There is no conflict in the evidence. It shows that the 21 carload shipments subject of this action were delivered to defendant during the years 1957 and 1958. Plaintiff was the originating rail carrier of the 21 carload shipments and issued the shipping documents pertaining thereto. The Atchison, Topeka and Santa Fe Railway Company was the final or [187]delivering rail carrier of said shipments. Defendant had no beneficial ownership in any of the shipments, which represented some 250 separate consignments, and took delivery of the 21 cars for the sole purpose of acting as a pool car distributor by unloading the cars, sorting the goods, and delivering them to a trucking carrier for beyond transportation to the ultimate consignee.

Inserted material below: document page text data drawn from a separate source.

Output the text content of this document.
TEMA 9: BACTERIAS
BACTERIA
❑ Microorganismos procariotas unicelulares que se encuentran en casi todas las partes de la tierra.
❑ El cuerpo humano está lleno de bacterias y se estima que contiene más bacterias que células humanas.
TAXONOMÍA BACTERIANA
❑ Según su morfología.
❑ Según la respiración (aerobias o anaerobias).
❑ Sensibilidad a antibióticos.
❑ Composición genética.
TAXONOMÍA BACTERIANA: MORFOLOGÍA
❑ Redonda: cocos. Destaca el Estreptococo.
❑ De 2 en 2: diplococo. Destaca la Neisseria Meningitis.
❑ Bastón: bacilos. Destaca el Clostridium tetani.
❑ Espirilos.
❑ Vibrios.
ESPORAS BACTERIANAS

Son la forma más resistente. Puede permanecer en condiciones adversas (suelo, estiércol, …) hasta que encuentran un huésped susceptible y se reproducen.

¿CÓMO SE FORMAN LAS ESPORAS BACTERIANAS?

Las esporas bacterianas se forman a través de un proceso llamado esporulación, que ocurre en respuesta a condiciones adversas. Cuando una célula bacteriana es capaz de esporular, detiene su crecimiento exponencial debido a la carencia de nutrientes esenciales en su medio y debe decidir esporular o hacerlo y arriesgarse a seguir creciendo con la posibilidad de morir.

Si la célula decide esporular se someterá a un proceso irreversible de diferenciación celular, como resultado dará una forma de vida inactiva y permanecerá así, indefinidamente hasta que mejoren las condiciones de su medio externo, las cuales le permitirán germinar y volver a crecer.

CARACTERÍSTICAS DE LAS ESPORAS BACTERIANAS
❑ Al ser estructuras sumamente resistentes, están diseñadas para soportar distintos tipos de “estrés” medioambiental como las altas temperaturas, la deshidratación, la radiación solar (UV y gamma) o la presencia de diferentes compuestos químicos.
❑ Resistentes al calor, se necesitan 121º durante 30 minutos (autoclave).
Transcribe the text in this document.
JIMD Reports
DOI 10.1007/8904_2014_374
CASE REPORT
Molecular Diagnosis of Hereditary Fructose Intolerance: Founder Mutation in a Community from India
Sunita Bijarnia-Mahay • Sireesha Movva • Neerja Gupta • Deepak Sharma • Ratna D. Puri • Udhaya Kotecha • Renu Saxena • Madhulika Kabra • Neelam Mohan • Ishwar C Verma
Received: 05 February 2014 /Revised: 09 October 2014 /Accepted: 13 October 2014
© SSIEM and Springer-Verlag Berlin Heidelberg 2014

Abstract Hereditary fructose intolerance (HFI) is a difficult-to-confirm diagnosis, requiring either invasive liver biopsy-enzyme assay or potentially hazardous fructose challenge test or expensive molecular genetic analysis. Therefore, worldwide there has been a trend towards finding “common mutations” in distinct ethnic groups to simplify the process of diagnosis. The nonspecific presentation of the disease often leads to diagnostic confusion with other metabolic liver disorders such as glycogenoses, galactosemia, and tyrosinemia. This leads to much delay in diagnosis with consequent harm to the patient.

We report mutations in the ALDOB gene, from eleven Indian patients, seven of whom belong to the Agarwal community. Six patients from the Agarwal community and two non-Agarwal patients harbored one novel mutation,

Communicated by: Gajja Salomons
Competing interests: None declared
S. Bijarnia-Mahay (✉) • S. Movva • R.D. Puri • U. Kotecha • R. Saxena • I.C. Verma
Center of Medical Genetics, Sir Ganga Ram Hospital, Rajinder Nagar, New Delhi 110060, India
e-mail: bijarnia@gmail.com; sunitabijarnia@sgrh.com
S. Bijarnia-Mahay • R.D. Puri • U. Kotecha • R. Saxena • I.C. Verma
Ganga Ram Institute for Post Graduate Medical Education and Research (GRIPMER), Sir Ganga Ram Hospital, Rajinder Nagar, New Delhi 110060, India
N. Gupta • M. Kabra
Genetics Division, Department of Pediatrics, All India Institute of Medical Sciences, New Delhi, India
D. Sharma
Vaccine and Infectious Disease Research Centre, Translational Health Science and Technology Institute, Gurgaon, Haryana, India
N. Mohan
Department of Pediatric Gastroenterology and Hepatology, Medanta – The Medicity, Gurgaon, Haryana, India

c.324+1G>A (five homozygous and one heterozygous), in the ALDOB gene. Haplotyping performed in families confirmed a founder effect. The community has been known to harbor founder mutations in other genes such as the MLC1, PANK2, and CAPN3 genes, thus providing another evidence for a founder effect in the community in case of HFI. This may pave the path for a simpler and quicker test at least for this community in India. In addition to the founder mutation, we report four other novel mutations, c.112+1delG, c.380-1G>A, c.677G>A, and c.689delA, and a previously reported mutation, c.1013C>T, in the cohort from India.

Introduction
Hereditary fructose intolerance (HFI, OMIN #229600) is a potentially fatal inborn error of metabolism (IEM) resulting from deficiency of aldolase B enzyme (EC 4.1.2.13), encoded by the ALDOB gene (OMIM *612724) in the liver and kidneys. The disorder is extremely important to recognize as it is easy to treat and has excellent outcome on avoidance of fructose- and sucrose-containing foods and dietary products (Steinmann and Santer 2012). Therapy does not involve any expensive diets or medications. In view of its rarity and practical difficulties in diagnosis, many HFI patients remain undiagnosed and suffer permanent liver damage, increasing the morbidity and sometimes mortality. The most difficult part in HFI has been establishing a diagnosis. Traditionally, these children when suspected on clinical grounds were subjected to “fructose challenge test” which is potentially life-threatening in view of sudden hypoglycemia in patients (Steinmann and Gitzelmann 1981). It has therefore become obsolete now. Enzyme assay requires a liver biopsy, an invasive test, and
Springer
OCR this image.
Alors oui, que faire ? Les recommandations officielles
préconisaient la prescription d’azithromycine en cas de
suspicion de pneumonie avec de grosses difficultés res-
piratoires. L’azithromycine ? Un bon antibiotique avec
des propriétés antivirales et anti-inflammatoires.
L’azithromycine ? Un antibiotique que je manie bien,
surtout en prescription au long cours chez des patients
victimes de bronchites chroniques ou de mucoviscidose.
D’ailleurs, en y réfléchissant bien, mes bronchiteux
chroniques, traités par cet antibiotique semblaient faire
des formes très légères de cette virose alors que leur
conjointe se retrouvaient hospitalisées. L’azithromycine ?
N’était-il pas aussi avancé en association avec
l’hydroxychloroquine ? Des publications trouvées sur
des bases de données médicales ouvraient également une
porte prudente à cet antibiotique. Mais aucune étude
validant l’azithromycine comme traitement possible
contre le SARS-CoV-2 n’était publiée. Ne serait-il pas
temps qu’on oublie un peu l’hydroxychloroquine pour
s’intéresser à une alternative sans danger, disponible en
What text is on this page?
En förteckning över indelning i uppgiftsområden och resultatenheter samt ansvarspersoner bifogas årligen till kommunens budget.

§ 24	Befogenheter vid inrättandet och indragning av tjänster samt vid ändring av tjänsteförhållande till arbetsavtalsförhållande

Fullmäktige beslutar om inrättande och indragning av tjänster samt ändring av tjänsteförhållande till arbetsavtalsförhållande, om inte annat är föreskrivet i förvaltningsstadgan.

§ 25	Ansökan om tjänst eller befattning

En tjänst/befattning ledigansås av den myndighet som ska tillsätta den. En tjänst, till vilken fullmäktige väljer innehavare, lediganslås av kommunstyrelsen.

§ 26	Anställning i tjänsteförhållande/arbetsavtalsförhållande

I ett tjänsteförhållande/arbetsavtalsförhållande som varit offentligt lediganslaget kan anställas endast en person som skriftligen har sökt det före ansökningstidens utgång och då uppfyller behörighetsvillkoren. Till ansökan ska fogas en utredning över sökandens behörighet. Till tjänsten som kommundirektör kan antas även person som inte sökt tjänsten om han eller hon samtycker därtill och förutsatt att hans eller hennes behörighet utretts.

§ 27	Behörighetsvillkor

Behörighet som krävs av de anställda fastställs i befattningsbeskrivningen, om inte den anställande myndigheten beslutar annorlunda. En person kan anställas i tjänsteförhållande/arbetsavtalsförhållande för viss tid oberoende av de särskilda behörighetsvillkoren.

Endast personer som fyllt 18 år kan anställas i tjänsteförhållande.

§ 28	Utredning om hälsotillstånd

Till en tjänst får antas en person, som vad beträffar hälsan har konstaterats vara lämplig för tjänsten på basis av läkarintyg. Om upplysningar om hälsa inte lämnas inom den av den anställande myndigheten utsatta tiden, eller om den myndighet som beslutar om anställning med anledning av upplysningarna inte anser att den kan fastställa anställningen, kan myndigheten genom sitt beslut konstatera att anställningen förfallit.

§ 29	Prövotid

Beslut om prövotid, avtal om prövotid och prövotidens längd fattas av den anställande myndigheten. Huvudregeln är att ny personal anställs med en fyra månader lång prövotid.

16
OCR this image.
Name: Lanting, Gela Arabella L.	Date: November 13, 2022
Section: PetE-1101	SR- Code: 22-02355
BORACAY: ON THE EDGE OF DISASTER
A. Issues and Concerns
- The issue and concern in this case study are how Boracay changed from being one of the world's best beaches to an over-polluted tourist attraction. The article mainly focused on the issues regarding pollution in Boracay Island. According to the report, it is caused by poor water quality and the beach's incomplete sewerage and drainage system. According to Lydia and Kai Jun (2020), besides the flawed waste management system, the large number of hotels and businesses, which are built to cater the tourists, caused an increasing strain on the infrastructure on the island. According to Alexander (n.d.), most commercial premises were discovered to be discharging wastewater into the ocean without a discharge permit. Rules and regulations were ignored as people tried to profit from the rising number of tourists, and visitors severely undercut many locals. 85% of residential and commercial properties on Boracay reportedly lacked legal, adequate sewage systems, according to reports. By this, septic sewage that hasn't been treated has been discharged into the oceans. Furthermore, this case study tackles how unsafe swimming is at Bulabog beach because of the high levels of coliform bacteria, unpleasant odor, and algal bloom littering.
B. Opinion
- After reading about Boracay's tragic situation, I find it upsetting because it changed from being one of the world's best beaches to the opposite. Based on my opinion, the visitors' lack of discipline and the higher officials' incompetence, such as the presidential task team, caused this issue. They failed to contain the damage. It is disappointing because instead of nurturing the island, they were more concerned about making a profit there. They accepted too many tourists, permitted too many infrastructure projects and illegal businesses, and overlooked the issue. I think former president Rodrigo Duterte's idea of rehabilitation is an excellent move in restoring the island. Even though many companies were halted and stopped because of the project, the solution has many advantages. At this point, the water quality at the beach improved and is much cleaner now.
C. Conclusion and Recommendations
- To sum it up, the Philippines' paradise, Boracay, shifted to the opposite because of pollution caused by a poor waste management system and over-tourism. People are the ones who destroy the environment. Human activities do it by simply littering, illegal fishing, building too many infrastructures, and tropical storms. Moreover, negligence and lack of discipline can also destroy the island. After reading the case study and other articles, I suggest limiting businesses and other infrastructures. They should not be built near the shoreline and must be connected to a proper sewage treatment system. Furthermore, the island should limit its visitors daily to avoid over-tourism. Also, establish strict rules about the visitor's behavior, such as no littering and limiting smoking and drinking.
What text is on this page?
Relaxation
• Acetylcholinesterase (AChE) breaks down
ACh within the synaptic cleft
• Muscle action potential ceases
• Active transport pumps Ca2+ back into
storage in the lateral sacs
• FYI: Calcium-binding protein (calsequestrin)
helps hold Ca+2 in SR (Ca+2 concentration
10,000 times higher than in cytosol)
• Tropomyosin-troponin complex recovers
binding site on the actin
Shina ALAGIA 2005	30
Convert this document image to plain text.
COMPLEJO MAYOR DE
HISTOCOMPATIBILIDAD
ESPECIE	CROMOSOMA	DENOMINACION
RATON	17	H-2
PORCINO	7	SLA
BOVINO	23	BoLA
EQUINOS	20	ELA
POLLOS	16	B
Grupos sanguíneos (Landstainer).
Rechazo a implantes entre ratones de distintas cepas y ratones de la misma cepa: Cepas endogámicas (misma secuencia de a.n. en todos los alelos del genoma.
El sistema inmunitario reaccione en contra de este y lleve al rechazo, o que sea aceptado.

Defendant had done business with the Atchison, Topeka and Santa Fe Railway Company since 1900. During the last 30 years defendant had received approximately 500 cars per year from said railway company. During the years 1957 and 1958, the rates which pool car distributors were required to charge for their services were set forth in tariffs which were published and filed by the California Public Utilities Commission and by an association of which defendant was a member. The Atchison, Topeka and Santa Fe Railway Company maintained a file of such tariffs.
Defendant’s activities were not confined to pool car distribution alone, however, and it also acted as a public warehouseman and as a common carrier. It had not given the Atchison, Topeka and Santa Fe Railway Company written notice that it was acting as an agent only with regard to the 21 cars subject of this action. It similarly had not given said railway company any notice that it would act as an agent with regard to any goods which might be sent by the particular shippers or consignors of the 21 carloads.
Upon taking delivery of the 21 cars, defendant paid in full all the charges shown on plaintiff’s shipping documents. However, it was subsequently learned that said charges were incorrect, being $9,808.02 too low, and plaintiff commenced this action to recover that amount. Defendant resisted the action upon the sole ground that the above mentioned tariffs constituted sufficient written notice, under the particular circumstances of the case, to relieve defendant from liability under title 49, United States Code Annotated, section 3, paragraph (2).